In a nicely slow burning twisting of the tension, we now witness young nubile Samantha gaily setting about her babysitting duties. She watches TV. She reads her books. She listens to bad rock music on her massive walkman, while footloosing it around the house, all the while we look through our fingers in anticipation of the HORROR ABOUT TO BE REVEALED… oh, nothing happened? And this goes on. She dutifully orders pizza as she was instructed to several times to (bit suspicious) she explores darkened spooky corners of the house, behind which probably lie unspeakable horrors (they do in fact, we see some, but their reveal is so mundanely handled it might as well be a potting shed), she discovers boxes of mysterious photos of strangely absent other people and eventually the third act limps in and Ty remembers to put some "horror" in.

The intention here was clearly to build an air of so much mortal tension that by the time the levee breaks, the audience will be a gibbering wreck. Except of course, we know what’s going to happen. Everyone knows that a film called house of the devil, in which a nubile babysitter desperate for money who's been persuaded to babysit a probable witch hag by a deeply creepy man and his wife is more than likely to end up tied to a pentagram about to be sacrificed to satan. We all knew that was going to happen Ty. What we expected was for you to mix it up a bit, bring some of those modern ideas to the table, on top of your already very modern idea of retro-styling. But instead, when the climax does come, it is exactly as a film in the 80’s would have done it. The witch hag is revealed as a deeply unscary midget with a mask on, the family a bunch of satanic devil worshippers intent on bringing their dark lord into the world through the sacrifice of a babysitter.
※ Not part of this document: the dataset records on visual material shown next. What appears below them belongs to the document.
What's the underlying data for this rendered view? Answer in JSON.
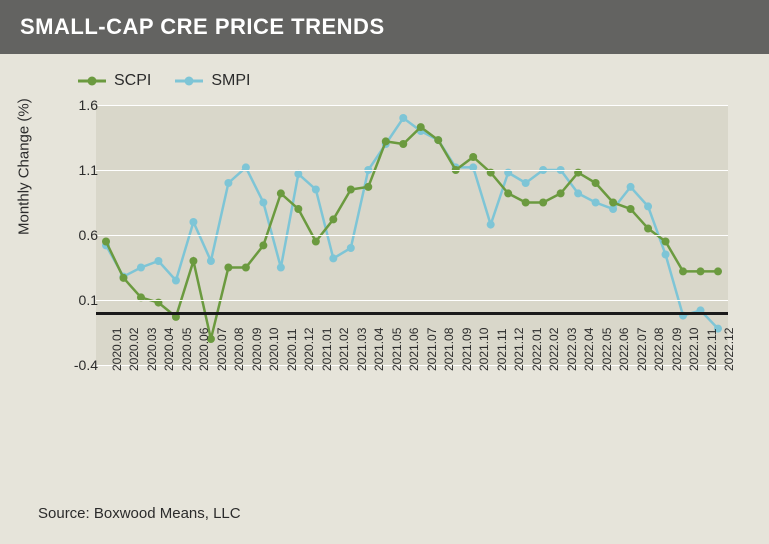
{
  "title": "SMALL-CAP CRE PRICE TRENDS",
  "title_fontsize": 22,
  "source": "Source: Boxwood Means, LLC",
  "colors": {
    "page_bg": "#e6e4da",
    "titlebar_bg": "#636361",
    "titlebar_text": "#ffffff",
    "plot_bg": "#d9d7ca",
    "grid": "#ffffff",
    "zero_line": "#1a1a1a",
    "text": "#2b2b2b"
  },
  "chart": {
    "type": "line",
    "ylabel": "Monthly Change (%)",
    "ylim": [
      -0.4,
      1.6
    ],
    "ytick_step": 0.5,
    "yticks": [
      -0.4,
      0.1,
      0.6,
      1.1,
      1.6
    ],
    "zero_at": 0.0,
    "line_width": 2.5,
    "marker_size": 8,
    "marker_shape": "circle",
    "label_fontsize": 15,
    "xtick_fontsize": 12,
    "categories": [
      "2020.01",
      "2020.02",
      "2020.03",
      "2020.04",
      "2020.05",
      "2020.06",
      "2020.07",
      "2020.08",
      "2020.09",
      "2020.10",
      "2020.11",
      "2020.12",
      "2021.01",
      "2021.02",
      "2021.03",
      "2021.04",
      "2021.05",
      "2021.06",
      "2021.07",
      "2021.08",
      "2021.09",
      "2021.10",
      "2021.11",
      "2021.12",
      "2022.01",
      "2022.02",
      "2022.03",
      "2022.04",
      "2022.05",
      "2022.06",
      "2022.07",
      "2022.08",
      "2022.09",
      "2022.10",
      "2022.11",
      "2022.12"
    ],
    "series": [
      {
        "name": "SCPI",
        "color": "#6b9a3f",
        "values": [
          0.55,
          0.27,
          0.12,
          0.08,
          -0.03,
          0.4,
          -0.2,
          0.35,
          0.35,
          0.52,
          0.92,
          0.8,
          0.55,
          0.72,
          0.95,
          0.97,
          1.32,
          1.3,
          1.43,
          1.33,
          1.1,
          1.2,
          1.08,
          0.92,
          0.85,
          0.85,
          0.92,
          1.08,
          1.0,
          0.85,
          0.8,
          0.65,
          0.55,
          0.32,
          0.32,
          0.32
        ]
      },
      {
        "name": "SMPI",
        "color": "#7ec5d6",
        "values": [
          0.52,
          0.28,
          0.35,
          0.4,
          0.25,
          0.7,
          0.4,
          1.0,
          1.12,
          0.85,
          0.35,
          1.07,
          0.95,
          0.42,
          0.5,
          1.1,
          1.3,
          1.5,
          1.4,
          1.33,
          1.12,
          1.12,
          0.68,
          1.08,
          1.0,
          1.1,
          1.1,
          0.92,
          0.85,
          0.8,
          0.97,
          0.82,
          0.45,
          -0.02,
          0.02,
          -0.12
        ]
      }
    ]
  }
}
The fights and murders that break out are as poorly executed and laughably bad as any of the finest 80’s b-movies. The ending is as stupidly daft as 1985 cinephile might have been happy with, but to churn it all out these days as is, without adding anything conceptually new or exciting is just pointless. Today, we frankly expect a bit more. We were hanging on for a shock that never came, a scare that had some teeth. Not necessarily gore or monsters or modern effects, but surely something could have been achieved without breaking the 80’s spell? Instead, that interminably slow 2/3rds of the film, that at the time felt so tense and full of promise, becomes on reflection little more than a very long, slow, uneventful time filler. And yet still critics argue that Ty is the master of the slow burn, one even going as far to compare him to Hitchcock! What are these people smoking? I get that the build up to a dramatic event can often be better than the event itself, but there is a ratio at work here, for every ten minutes of nothing going on onscreen, I expect to be this scared by the payoff. Sadly this film has no such ratio, and by the end, I wasn't even this much scared.
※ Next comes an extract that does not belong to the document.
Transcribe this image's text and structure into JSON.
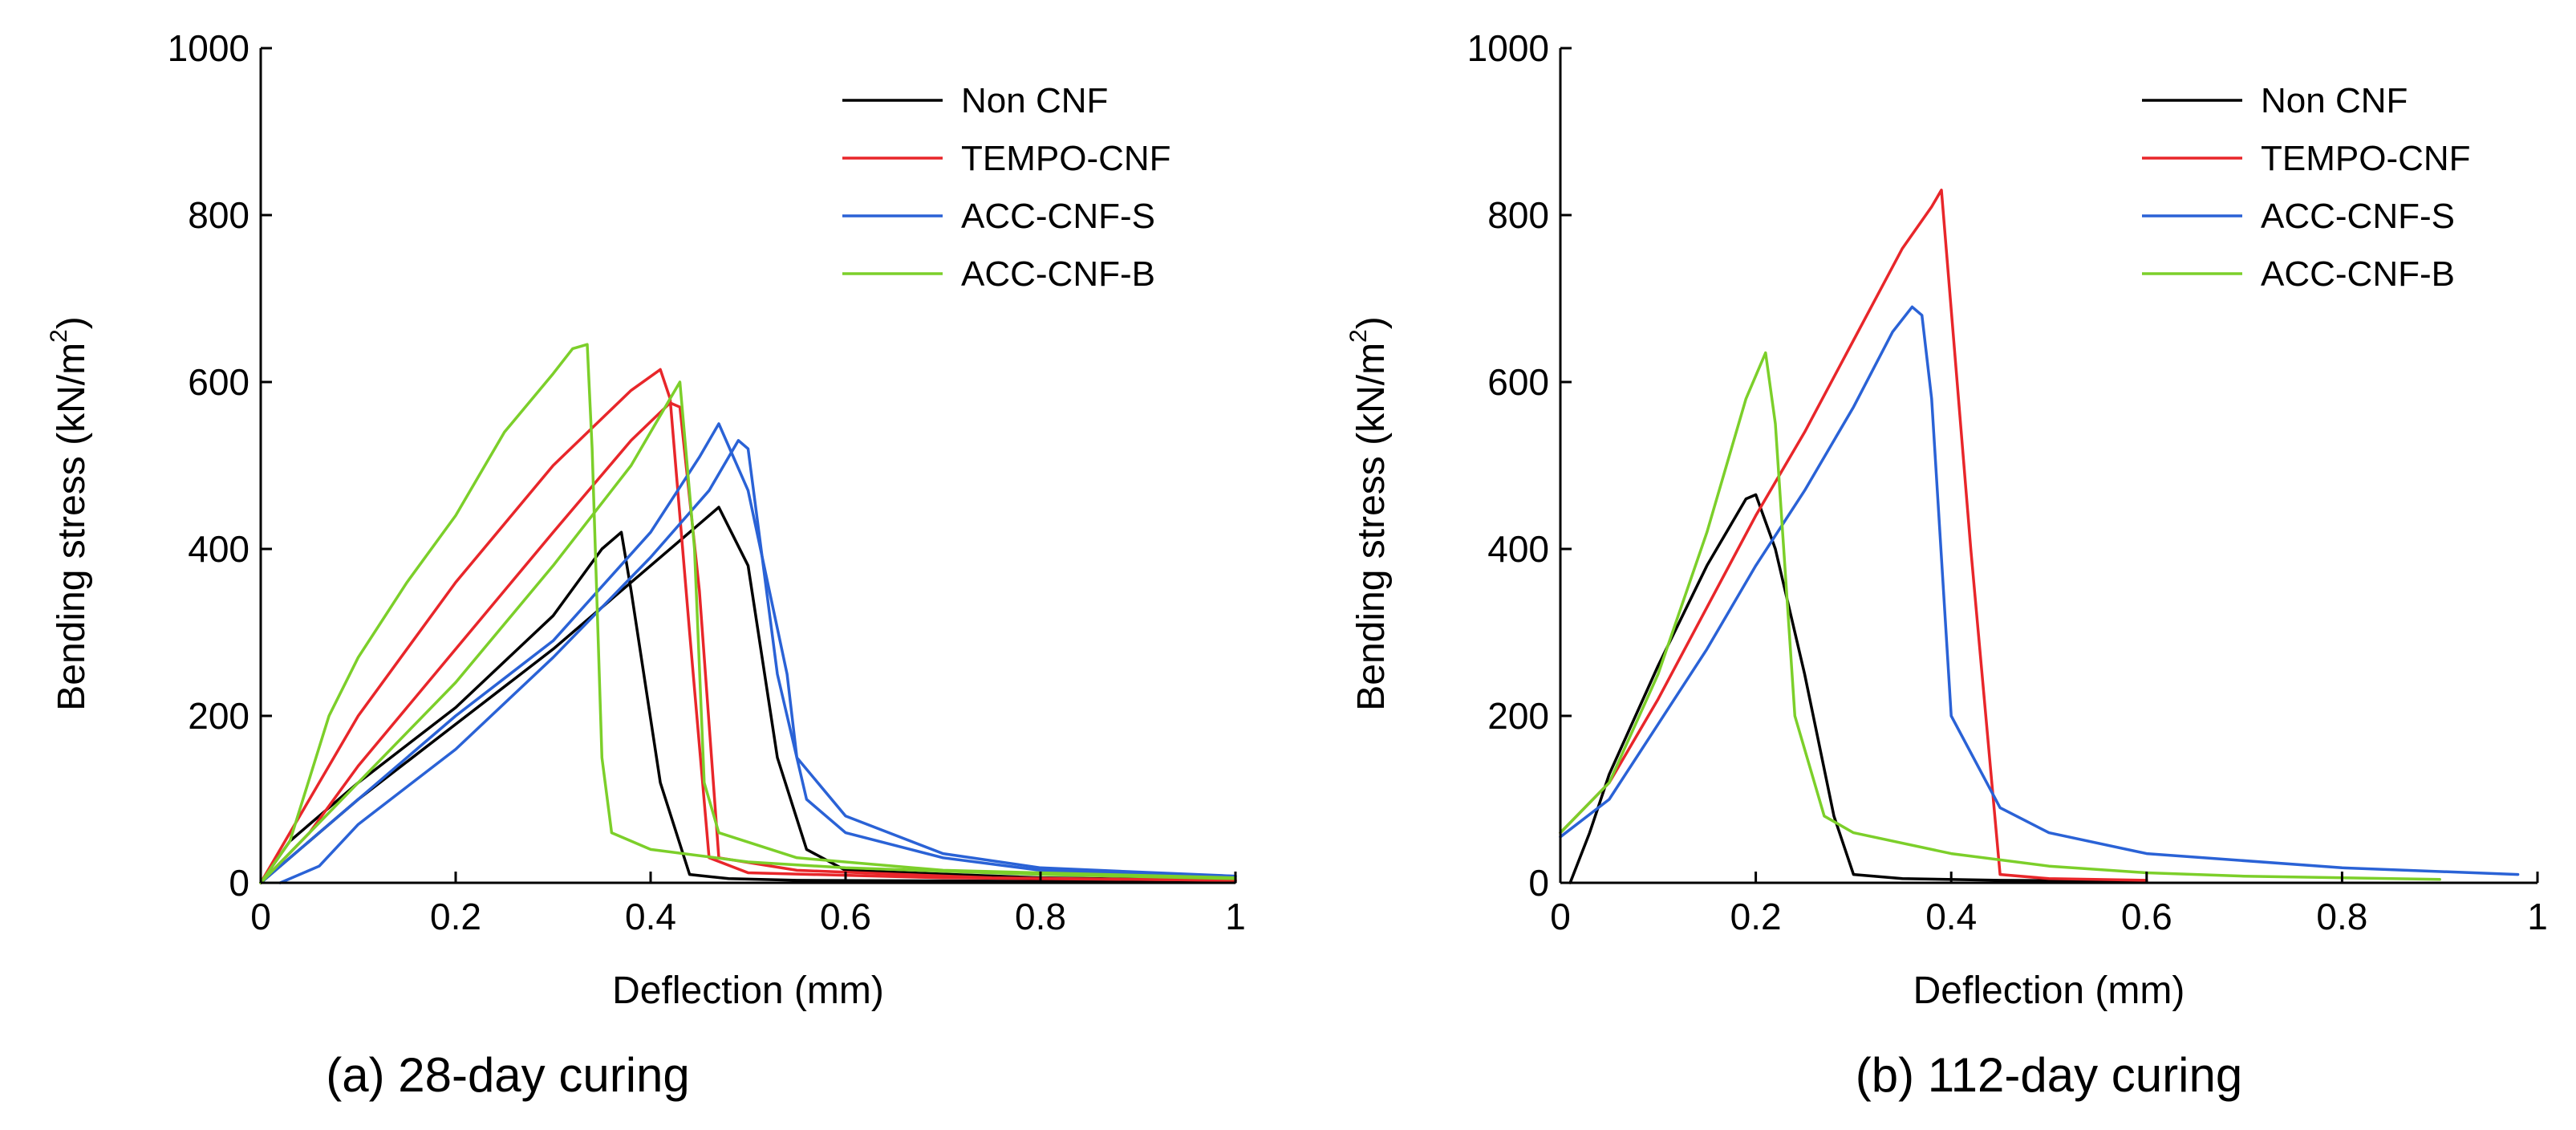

By sticking so doggedly to the brief of recreating the look and feel of an earlier time West has created a hollow, damp squib of a movie. Technically excellent in the near perfect cloning of a bona fide 80’s style, and with solid performances from everyone involved, the tension and excellent atmosphere of dread carefully cultivated in the first half collapses into farce in the absence of a suitable climax. You may as a result end up feeling massively cheated, in a way a bad modern movie just couldn’t deliver. I can watch bad 80’s bargain bucket movies whenever I like, I don’t need to sit through a modern film pretending to be a crappy 80’s movie, only for it to turn out that it really is a crappy 80’s movie after all! A great disappointment after such a promising setup, and a massively wasted opportunity.